Scott Stevenson's legal tech company recently launched an educational resource for law schools
A newly minted computer engineering grad from Memorial University of Newfoundland, Scott Stevenson had launched his first company. Their product was the Mune, a digital musical instrument that Stevenson designed with composer and music professor Andrew Staniland, a specialist in electroacoustic music, which Synthtopia describes as “combining the instrumentation of classical music with digital sounds and effects.”
Mune raised capital from an angel investor. “For me, it was a lot of money,” says Stevenson. But company formation, building the minute book, and dealing with the attendant intellectual property issues drained nearly half of it.
“I was really disappointed by that.
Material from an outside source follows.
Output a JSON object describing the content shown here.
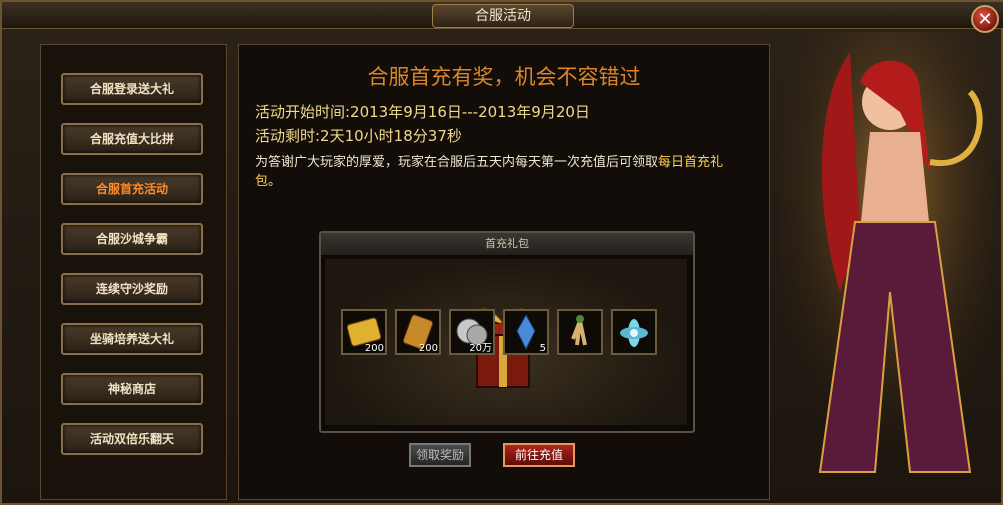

I was like, there must be a way to make legal services more affordable to entrepreneurs and to businesses so that more people can start companies and more small businesses can access those services.”
Latest News
Stevenson co-founded Spellbook with Daniel Di Maria and Matt Mayers. Di Maria, a lawyer, came at the issue from the other side, experiencing first-hand the “drudgery” of practice. They set out to build a workflow and document automation tool and saw the opportunity available from large language models. Operating out of the Legal Innovation Zone in Toronto, Spellbook uses generative AI to help lawyers draft and review documents in Microsoft Word.
“Our approach is kind of unique,” says Stevenson. “We call it assistive AI. It's all about kind of giving a lawyer an electric bicycle that helps them go as they're working.” As the lawyer opens a contract they are reviewing in Word, Spellbook will automatically populate suggestions on the side of the screen.
“The challenge of reviewing a 100-page contract is absurd. A lot of people know that legal fees are high, but a lot of consumers of legal services don't realize – and I didn't realize when we started this company – just how hard a lawyer’s job actually is.”
Under the timeline pressure facing lawyers, AI is good at catching issues and areas of improvement across a long contract, he says.
“At some point, it's going to be irresponsible not to use it.”
Launched at the end of June, Spellbook has also introduced a free AI access program for law schools to use to prepare students for the emerging AI technology that law firms are rapidly adopting.
“We started this company because we really believed in the mission,” says Stevenson. “I always tell people, entrepreneurship is not worth it unless you really are motivated by the outcome, the change in the world. Otherwise, it's just an absurd amount of work and not worth it. We're very motivated by the mission of making legal services more efficient, more affordable.”
After years selling to law firms, Stevenson says he would never have imagined them adopting any technology as quickly as they’re adopting AI. That means students must prepare to work with it.
“We want to be able to support that,” he says. “We just want to accelerate how quickly this technology is adopted because we think it is a huge net positive for lawyers, paralegals, and their clients.”